Currently going to be housing my Female RHD Woma and Water Python until they are large enough to go into 4x2 enclosures.


----------



## Senator358 (Apr 6, 2016)

Three runs should be enough. Just run it all from one thermostat using a powerboard 

Sent from my SM-N920I using Tapatalk


----------



## Ghillies (Apr 10, 2016)

Thanks for the reply. Anyone know a good place to source 41L bells tubs?


----------



## Planky (Apr 11, 2016)

Where u located ?


----------



## Ghillies (Apr 11, 2016)

Planky said:


> Where u located ?



South West QLD mate


----------



## ShaunMorelia (Apr 11, 2016)

80mm apart seems excessive.
I never run heat cord any further than 30mm between each run.
On my hatchy racks (10lt) I have 2 runs, 50mm from the back of tub then 2nd run another 25mm from that one.
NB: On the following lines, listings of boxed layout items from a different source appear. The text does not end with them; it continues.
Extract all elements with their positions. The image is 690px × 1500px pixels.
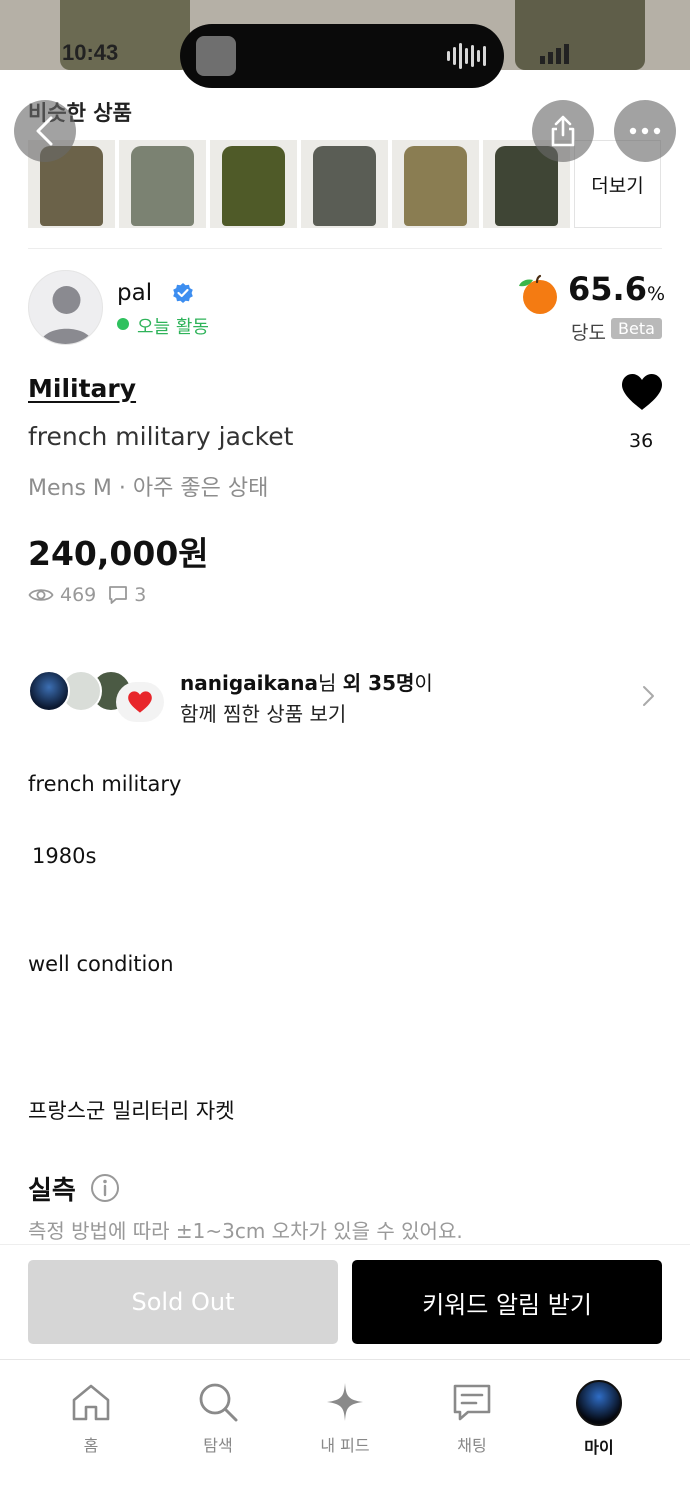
jacket-image [222, 146, 285, 226]
chat-icon [453, 1384, 491, 1421]
product-size-condition: Mens M · 아주 좋은 상태 [28, 476, 269, 501]
measurement-title: 실측 [28, 1176, 76, 1206]
verified-badge-icon [173, 283, 193, 303]
search-icon [199, 1383, 238, 1422]
home-icon [72, 1384, 110, 1421]
tab-my[interactable]: 마이 [549, 1380, 649, 1458]
like-heart-button[interactable] [620, 372, 664, 412]
sweetness-score: 65.6% [568, 270, 665, 308]
liker-suffix: 님 [318, 671, 343, 695]
liker-avatar [28, 670, 70, 712]
signal-icon [540, 44, 569, 64]
comment-icon [109, 586, 128, 604]
tab-chat[interactable]: 채팅 [422, 1380, 522, 1456]
tab-explore[interactable]: 탐색 [168, 1380, 268, 1456]
sold-out-button[interactable]: Sold Out [28, 1260, 338, 1344]
comment-count: 3 [134, 584, 147, 606]
jacket-image [404, 146, 467, 226]
info-icon[interactable] [90, 1173, 120, 1203]
tab-my-feed[interactable]: 내 피드 [295, 1380, 395, 1456]
similar-product-thumb[interactable] [301, 140, 388, 228]
description-line: well condition [28, 952, 174, 976]
liker-particle: 이 [414, 671, 433, 695]
tab-label: 홈 [83, 1436, 99, 1455]
audio-wave-icon [447, 42, 486, 70]
action-bar: Sold Out 키워드 알림 받기 [0, 1244, 690, 1359]
status-time: 10:43 [62, 40, 119, 65]
liker-others-count: 외 35명 [342, 671, 415, 695]
product-title: french military jacket [28, 422, 294, 451]
fruit-sweetness-icon [519, 274, 557, 314]
online-status-dot [117, 318, 129, 330]
seller-name[interactable]: pal [117, 280, 152, 306]
liker-avatars[interactable] [28, 668, 168, 722]
tab-label: 탐색 [203, 1436, 233, 1455]
red-heart-icon [116, 682, 164, 722]
dynamic-island [180, 24, 504, 88]
section-divider [28, 248, 662, 249]
ellipsis-icon [629, 127, 661, 135]
like-count: 36 [629, 430, 654, 452]
similar-product-thumb[interactable] [210, 140, 297, 228]
tab-label: 마이 [584, 1438, 614, 1457]
keyword-alert-button[interactable]: 키워드 알림 받기 [352, 1260, 662, 1344]
beta-badge: Beta [611, 318, 662, 339]
chevron-left-icon [36, 116, 53, 146]
jacket-image [313, 146, 376, 226]
brand-link[interactable]: Military [28, 374, 136, 403]
tab-label: 내 피드 [320, 1436, 370, 1455]
sweetness-label: 당도 [571, 322, 606, 344]
sweetness-unit: % [646, 283, 666, 305]
now-playing-thumb [196, 36, 236, 76]
product-price: 240,000원 [28, 534, 209, 573]
product-stats: 469 3 [28, 584, 146, 606]
description-line: 프랑스군 밀리터리 자켓 [28, 1099, 235, 1123]
similar-product-thumb[interactable] [119, 140, 206, 228]
my-avatar-icon [576, 1380, 622, 1426]
similar-product-thumb[interactable] [392, 140, 479, 228]
back-button[interactable] [14, 100, 76, 162]
sparkle-icon [327, 1383, 363, 1421]
liker-username: nanigaikana [180, 671, 319, 695]
sweetness-value: 65.6 [568, 270, 647, 308]
chevron-right-icon[interactable] [640, 684, 656, 708]
tab-label: 채팅 [457, 1436, 487, 1455]
bottom-tab-bar: 홈 탐색 내 피드 채팅 마이 [0, 1359, 690, 1500]
share-button[interactable] [532, 100, 594, 162]
liked-together-link[interactable]: 함께 찜한 상품 보기 [180, 698, 346, 727]
share-icon [551, 115, 575, 147]
jacket-image [131, 146, 194, 226]
photo-fragment-right [515, 0, 645, 70]
measurement-note: 측정 방법에 따라 ±1~3cm 오차가 있을 수 있어요. [28, 1219, 463, 1243]
eye-icon [28, 589, 54, 601]
more-options-button[interactable] [614, 100, 676, 162]
liked-together-summary[interactable]: nanigaikana님 외 35명이 [180, 667, 433, 696]
tab-home[interactable]: 홈 [41, 1380, 141, 1456]
view-count: 469 [60, 584, 97, 606]
seller-activity-status: 오늘 활동 [137, 317, 209, 338]
description-line: french military [28, 772, 182, 796]
default-user-icon [39, 286, 94, 344]
description-line: 1980s [32, 844, 97, 868]
seller-avatar[interactable] [28, 270, 103, 345]
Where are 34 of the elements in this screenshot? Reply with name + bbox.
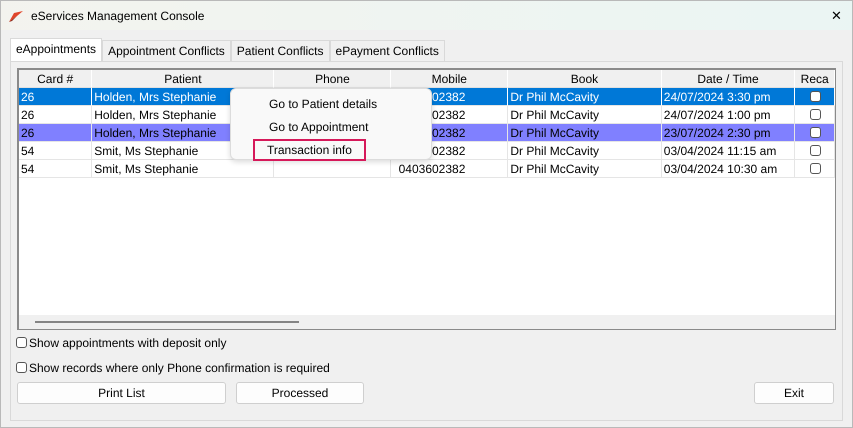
checkbox-label[interactable]: Show appointments with deposit only (29, 336, 226, 350)
scrollbar-thumb[interactable] (35, 321, 299, 323)
exit-button[interactable]: Exit (754, 382, 834, 404)
checkbox[interactable] (16, 362, 27, 373)
table-cell: 26 (19, 88, 92, 106)
recall-checkbox[interactable] (810, 127, 822, 138)
menu-item[interactable]: Transaction info (253, 139, 366, 161)
recall-checkbox[interactable] (810, 145, 822, 156)
recall-checkbox[interactable] (810, 109, 822, 120)
table-cell: 54 (19, 142, 92, 160)
table-cell: 24/07/2024 3:30 pm (662, 88, 796, 106)
table-cell: 23/07/2024 2:30 pm (662, 124, 796, 142)
app-logo-icon (8, 8, 24, 22)
table-cell: Dr Phil McCavity (508, 142, 662, 160)
tab[interactable]: ePayment Conflicts (330, 40, 445, 61)
tab[interactable]: Appointment Conflicts (102, 40, 231, 61)
checkbox-label[interactable]: Show records where only Phone confirmation is required (29, 360, 330, 374)
recall-checkbox[interactable] (810, 163, 822, 174)
tab[interactable]: Patient Conflicts (230, 40, 330, 61)
close-button[interactable]: ✕ (831, 8, 842, 23)
table-cell: Smit, Ms Stephanie (92, 160, 274, 178)
table-cell: 03/04/2024 10:30 am (662, 160, 796, 178)
table-cell: Dr Phil McCavity (508, 160, 662, 178)
action-button[interactable]: Print List (17, 382, 226, 404)
tab[interactable]: eAppointments (10, 38, 102, 61)
table-cell: 54 (19, 160, 92, 178)
recall-checkbox[interactable] (810, 91, 822, 102)
checkbox[interactable] (16, 337, 27, 348)
table-cell: Dr Phil McCavity (508, 88, 662, 106)
table-cell: Dr Phil McCavity (508, 124, 662, 142)
table-cell: 26 (19, 124, 92, 142)
window-title: eServices Management Console (31, 8, 206, 22)
table-cell: 03/04/2024 11:15 am (662, 142, 796, 160)
action-button[interactable]: Processed (236, 382, 364, 404)
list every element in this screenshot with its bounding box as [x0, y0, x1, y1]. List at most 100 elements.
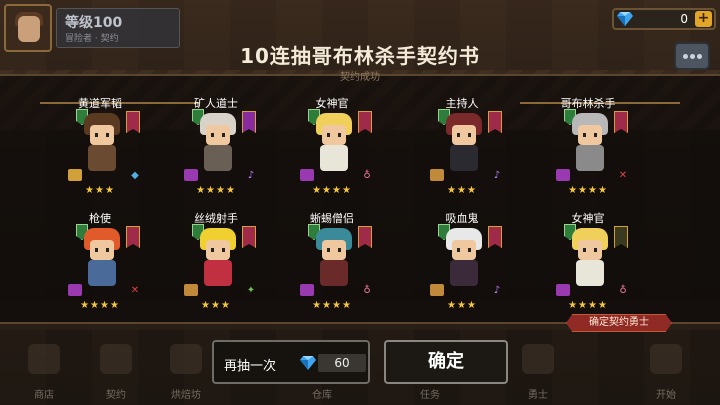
- add-gems-button[interactable]: +: [695, 11, 712, 27]
- hero-name: 哥布林杀手: [560, 97, 616, 110]
- hero-eye: [106, 248, 109, 252]
- hero-face: [206, 125, 230, 145]
- skill-icon: ♁: [363, 170, 371, 181]
- hero-stars: ★★★★: [312, 185, 352, 196]
- skill-icon: ✕: [130, 285, 140, 296]
- nav-item-shop[interactable]: 商店: [14, 336, 74, 402]
- hero-card[interactable]: 黄道军韬 ◆ ★★★: [50, 95, 150, 205]
- skill-icon: ♁: [363, 285, 371, 296]
- hero-card[interactable]: 丝绒射手 ✦ ★★★: [166, 210, 266, 320]
- hero-name: 女神官: [315, 97, 349, 110]
- gem-count: 0: [680, 12, 688, 26]
- hero-stars: ★★★★: [312, 300, 352, 311]
- weapon-icon: [184, 169, 198, 181]
- weapon-icon: [68, 284, 82, 296]
- draw-again-button[interactable]: 再抽一次 60: [212, 340, 370, 384]
- hero-eye: [468, 133, 471, 137]
- hero-eye: [95, 248, 98, 252]
- hero-card[interactable]: 女神官 ♁ ★★★★: [538, 210, 638, 320]
- hero-name: 女神官: [571, 212, 605, 225]
- nav-item-heroes[interactable]: 勇士: [508, 336, 568, 402]
- skill-icon: ◆: [131, 170, 139, 181]
- hero-eye: [327, 248, 330, 252]
- player-level: 等级100: [65, 15, 123, 31]
- helmet-icon: [522, 344, 554, 374]
- hero-body: [88, 260, 116, 286]
- hero-face: [90, 125, 114, 145]
- modal-title: 10连抽哥布林杀手契约书: [240, 44, 480, 68]
- hero-stars: ★★★★: [196, 185, 236, 196]
- hero-card[interactable]: 主持人 ♪ ★★★: [412, 95, 512, 205]
- hero-name: 枪使: [89, 212, 111, 225]
- hero-face: [90, 240, 114, 260]
- skill-icon: ✦: [246, 285, 256, 296]
- hero-eye: [457, 133, 460, 137]
- hero-eye: [594, 133, 597, 137]
- hero-sprite: [312, 113, 356, 175]
- nav-label: 任务: [420, 390, 440, 401]
- class-banner-icon: [126, 111, 140, 133]
- hero-sprite: [312, 228, 356, 290]
- draw-again-label: 再抽一次: [224, 359, 277, 374]
- skill-icon: ✕: [618, 170, 628, 181]
- shop-icon: [28, 344, 60, 374]
- hero-name: 矿人道士: [194, 97, 238, 110]
- class-banner-icon: [126, 226, 140, 248]
- draw-again-cost: 60: [318, 354, 366, 372]
- nav-item-bakery[interactable]: 烘焙坊: [156, 336, 216, 402]
- hero-stars: ★★★: [85, 185, 115, 196]
- hero-sprite: [196, 228, 240, 290]
- hero-card[interactable]: 哥布林杀手 ✕ ★★★★: [538, 95, 638, 205]
- hero-eye: [468, 248, 471, 252]
- weapon-icon: [184, 284, 198, 296]
- confirm-button[interactable]: 确定: [384, 340, 508, 384]
- hero-body: [320, 145, 348, 171]
- weapon-icon: [556, 169, 570, 181]
- weapon-icon: [300, 284, 314, 296]
- nav-item-contract[interactable]: 契约: [86, 336, 146, 402]
- confirm-hero-tag[interactable]: 确定契约勇士: [566, 314, 672, 332]
- hero-eye: [106, 133, 109, 137]
- hero-sprite: [196, 113, 240, 175]
- hero-body: [204, 145, 232, 171]
- hero-sprite: [442, 228, 486, 290]
- hero-card[interactable]: 蜥蜴僧侣 ♁ ★★★★: [282, 210, 382, 320]
- hero-eye: [327, 133, 330, 137]
- hero-card[interactable]: 女神官 ♁ ★★★★: [282, 95, 382, 205]
- skill-icon: ♪: [247, 170, 255, 181]
- nav-label: 契约: [106, 390, 126, 401]
- weapon-icon: [430, 169, 444, 181]
- hero-sprite: [568, 228, 612, 290]
- hero-stars: ★★★★: [80, 300, 120, 311]
- hero-eye: [222, 133, 225, 137]
- weapon-icon: [430, 284, 444, 296]
- hero-face: [578, 125, 602, 145]
- hero-stars: ★★★★: [568, 185, 608, 196]
- hero-eye: [583, 133, 586, 137]
- hero-body: [88, 145, 116, 171]
- hero-eye: [211, 133, 214, 137]
- gem-icon: [300, 356, 316, 370]
- class-banner-icon: [614, 226, 628, 248]
- weapon-icon: [556, 284, 570, 296]
- nav-item-start[interactable]: 开始: [636, 336, 696, 402]
- hero-sprite: [568, 113, 612, 175]
- hero-card[interactable]: 矿人道士 ♪ ★★★★: [166, 95, 266, 205]
- nav-label: 开始: [656, 390, 676, 401]
- hero-body: [576, 260, 604, 286]
- hero-card[interactable]: 枪使 ✕ ★★★★: [50, 210, 150, 320]
- hero-body: [450, 145, 478, 171]
- hero-stars: ★★★: [447, 185, 477, 196]
- hero-face: [322, 240, 346, 260]
- weapon-icon: [300, 169, 314, 181]
- skill-icon: ♪: [493, 170, 501, 181]
- hero-name: 吸血鬼: [445, 212, 479, 225]
- hero-name: 黄道军韬: [78, 97, 122, 110]
- hero-body: [576, 145, 604, 171]
- weapon-icon: [68, 169, 82, 181]
- class-banner-icon: [488, 226, 502, 248]
- nav-label: 仓库: [312, 390, 332, 401]
- nav-label: 商店: [34, 390, 54, 401]
- hero-card[interactable]: 吸血鬼 ♪ ★★★: [412, 210, 512, 320]
- hero-face: [578, 240, 602, 260]
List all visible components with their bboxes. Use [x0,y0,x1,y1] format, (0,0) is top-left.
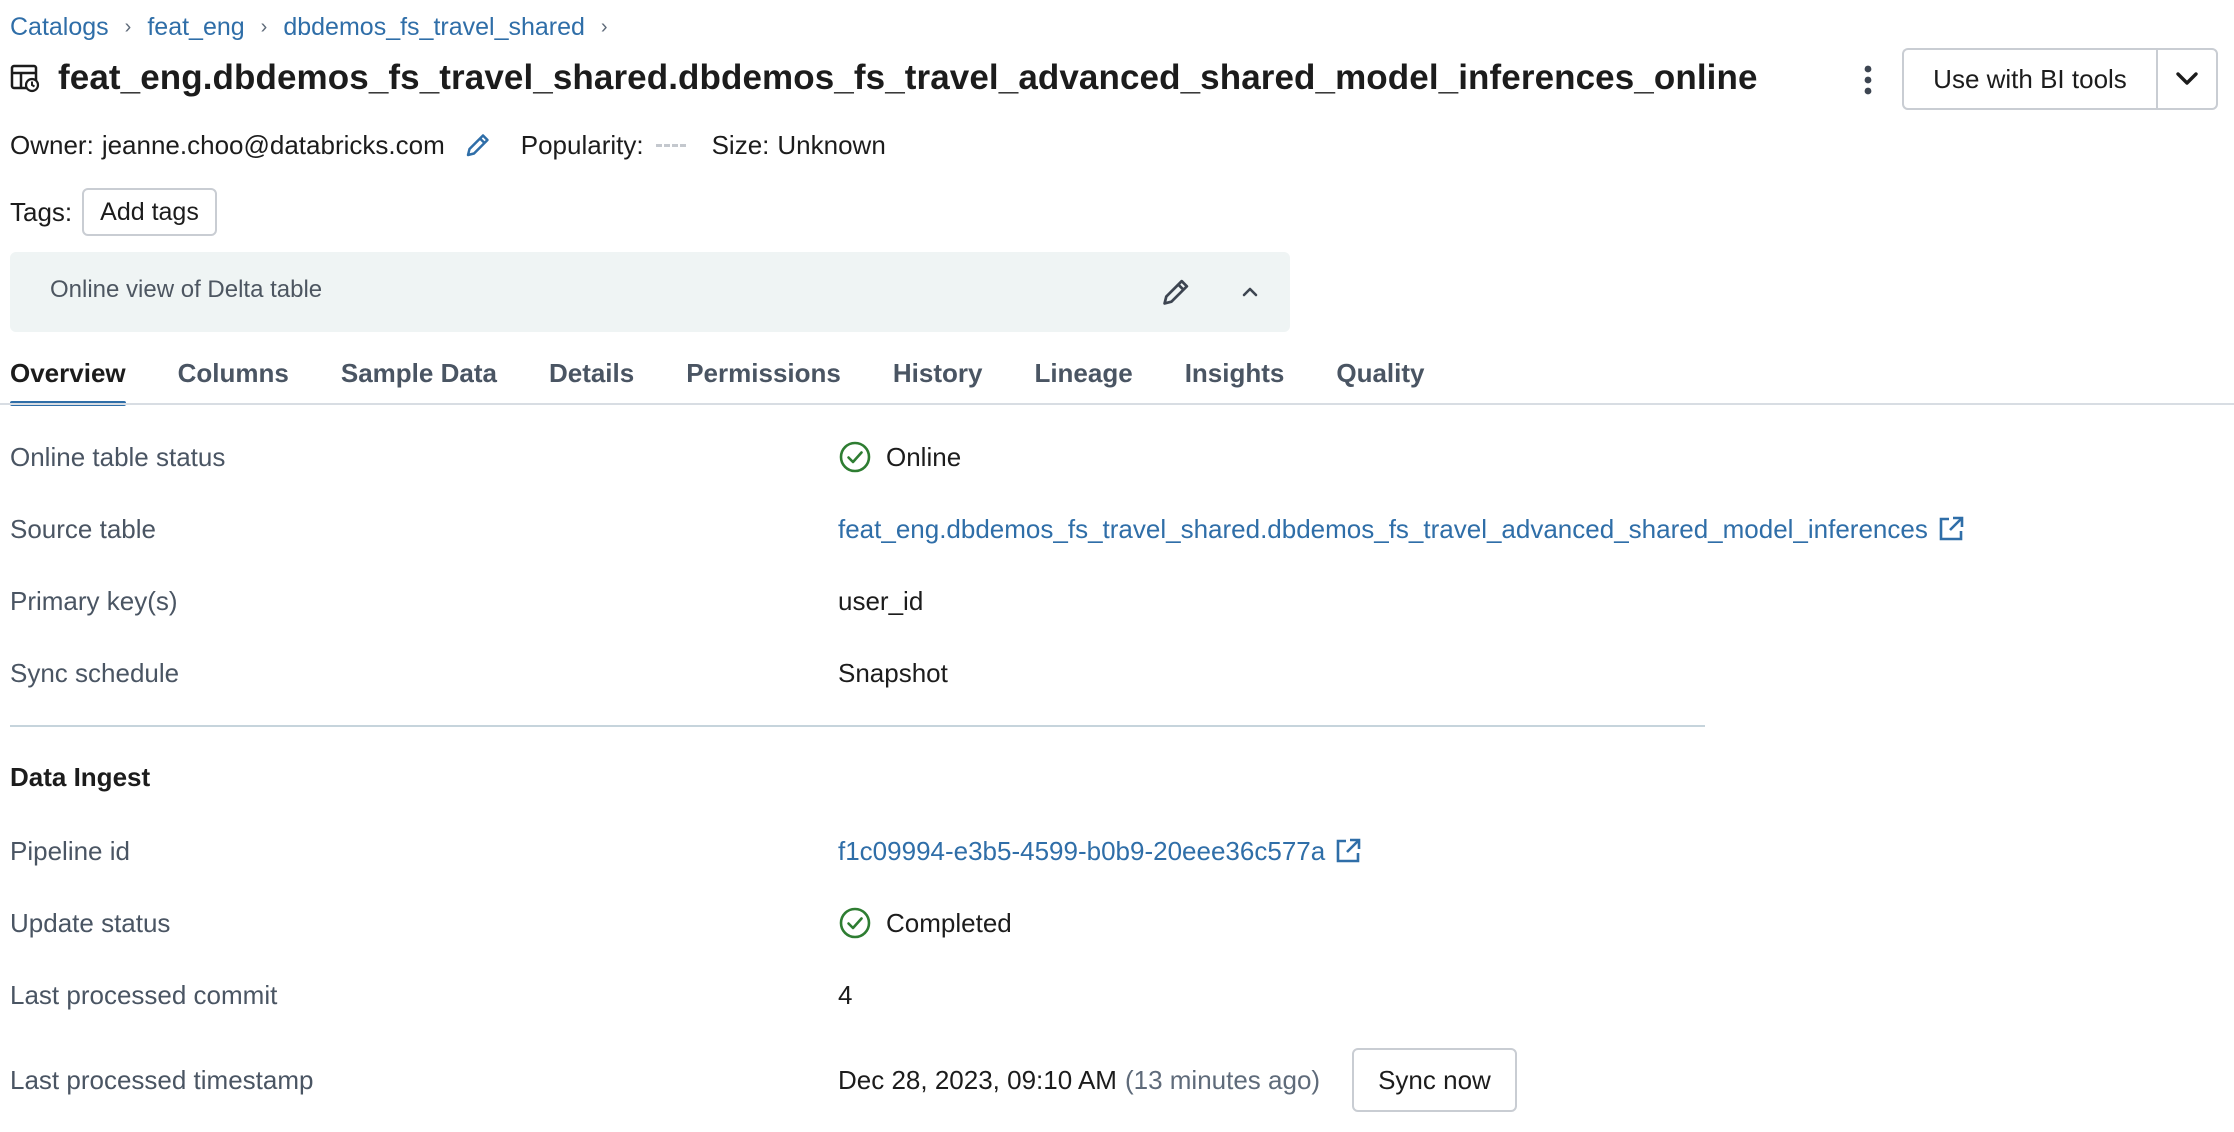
tab-quality[interactable]: Quality [1336,350,1424,404]
source-table-label: Source table [10,513,156,544]
pipeline-id-label: Pipeline id [10,835,130,866]
external-link-icon[interactable] [1333,836,1363,866]
tags-row: Tags: Add tags [10,188,217,236]
add-tags-button[interactable]: Add tags [82,188,217,236]
size-value: Unknown [777,129,886,160]
primary-keys-value: user_id [838,585,924,616]
online-status-value: Online [886,441,962,472]
row-online-status: Online table status Online [10,437,2210,477]
chevron-right-icon: › [600,15,608,38]
check-circle-icon [839,441,871,473]
tags-label: Tags: [10,196,73,227]
row-pipeline-id: Pipeline id f1c09994-e3b5-4599-b0b9-20ee… [10,831,2210,871]
popularity-label: Popularity: [520,129,644,160]
tab-lineage[interactable]: Lineage [1034,350,1132,404]
last-commit-value: 4 [838,979,853,1010]
external-link-icon[interactable] [1936,514,1966,544]
tab-details[interactable]: Details [549,350,634,404]
chevron-right-icon: › [260,15,268,38]
chevron-right-icon: › [124,15,132,38]
edit-owner-icon[interactable] [461,128,495,162]
sync-schedule-value: Snapshot [838,657,948,688]
breadcrumb: Catalogs › feat_eng › dbdemos_fs_travel_… [10,10,624,44]
row-source-table: Source table feat_eng.dbdemos_fs_travel_… [10,509,2210,549]
tab-bar: Overview Columns Sample Data Details Per… [10,350,1477,406]
edit-description-icon[interactable] [1156,272,1196,312]
breadcrumb-catalog[interactable]: feat_eng [147,13,244,42]
online-table-icon [10,64,40,93]
more-options-icon[interactable] [1850,58,1886,102]
last-commit-label: Last processed commit [10,979,278,1010]
update-status-value: Completed [886,907,1012,938]
chevron-down-icon[interactable] [2156,48,2218,110]
pipeline-id-link[interactable]: f1c09994-e3b5-4599-b0b9-20eee36c577a [838,836,1325,867]
chevron-up-icon[interactable] [1230,272,1270,312]
last-timestamp-label: Last processed timestamp [10,1064,314,1095]
row-last-commit: Last processed commit 4 [10,975,2210,1015]
tab-history[interactable]: History [893,350,983,404]
owner-label: Owner: [10,129,94,160]
tabs-divider [0,403,2234,405]
title-row: feat_eng.dbdemos_fs_travel_shared.dbdemo… [10,56,1758,100]
tab-permissions[interactable]: Permissions [686,350,841,404]
tab-sample-data[interactable]: Sample Data [341,350,497,404]
primary-keys-label: Primary key(s) [10,585,178,616]
page-title: feat_eng.dbdemos_fs_travel_shared.dbdemo… [58,58,1758,97]
breadcrumb-schema[interactable]: dbdemos_fs_travel_shared [283,13,585,42]
breadcrumb-catalogs[interactable]: Catalogs [10,13,109,42]
use-with-bi-tools-button[interactable]: Use with BI tools [1902,48,2156,110]
data-ingest-heading: Data Ingest [10,762,151,792]
row-update-status: Update status Completed [10,903,2210,943]
online-status-label: Online table status [10,441,226,472]
description-text: Online view of Delta table [50,276,323,303]
last-timestamp-relative: (13 minutes ago) [1124,1064,1321,1095]
size-label: Size: [711,129,770,160]
bi-tools-split-button: Use with BI tools [1902,48,2218,110]
owner-value: jeanne.choo@databricks.com [101,129,445,160]
section-divider [10,725,1705,727]
tab-overview[interactable]: Overview [10,350,126,406]
sync-schedule-label: Sync schedule [10,657,180,688]
sync-now-button[interactable]: Sync now [1352,1048,1517,1112]
tab-columns[interactable]: Columns [178,350,289,404]
source-table-link[interactable]: feat_eng.dbdemos_fs_travel_shared.dbdemo… [838,514,1928,545]
popularity-indicator [655,143,686,147]
check-circle-icon [839,907,871,939]
description-panel: Online view of Delta table [10,252,1290,332]
row-primary-keys: Primary key(s) user_id [10,581,2210,621]
row-sync-schedule: Sync schedule Snapshot [10,653,2210,693]
tab-insights[interactable]: Insights [1185,350,1285,404]
meta-row: Owner: jeanne.choo@databricks.com Popula… [10,127,886,163]
row-last-timestamp: Last processed timestamp Dec 28, 2023, 0… [10,1048,2210,1112]
update-status-label: Update status [10,907,171,938]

If you space heat cord too far apart, you won't get an even temp on the hot spot.
As for working out what size heat spot you need, work out the size of the tub, 1/3 of that should be heated (IMO).
measure and divide by the 30mm separation and that should give you the approx amount of runs required.

Hope that helps.


----------



## Ghillies (Apr 11, 2016)

ShaunMorelia said:


> 80mm apart seems excessive.
> I never run heat cord any further than 30mm between each run.
> On my hatchy racks (10lt) I have 2 runs, 50mm from the back of tub then 2nd run another 25mm from that one.
> 
> ...



thank you, that's what I was after. The tubs are 690mm long so 1/3 is 230mm. So would you say 2 runs roughly around 115mm mark and 30mm apart or 3 runs with similar spacing?


----------



## ShaunMorelia (Apr 11, 2016)

Ghillies said:


> thank you, that's what I was after. The tubs are 690mm long so 1/3 is 230mm. So would you say 2 runs roughly around 115mm mark and 30mm apart or 3 runs with similar spacing?



So once you take off the 50mm from each side of the 230mm you've got 130mm left to cover.
I'd say 4 runs would be sufficient to heat that size tub.
The idea is for the animal housed to be able to fit it's entire body on the heat.
Otherwise they mightn't warm up sufficiently and possibly come down with RI etc.


----------



## Ghillies (Apr 11, 2016)

Okay so looking at 32mm spacing for 4 runs to cover 130mm roughly.

so 4 runs of the board is 468x4= 1872+96 (spacing at each end x3) gives me 1968+196 (height to bottom of next tub) = 2164mm per level correct?

2164x5= 10820mm (10.82m) so I'd get a 12m cord, Right? Going to get a extra unheated tub to put the pythons in while I clean their tubs.


----------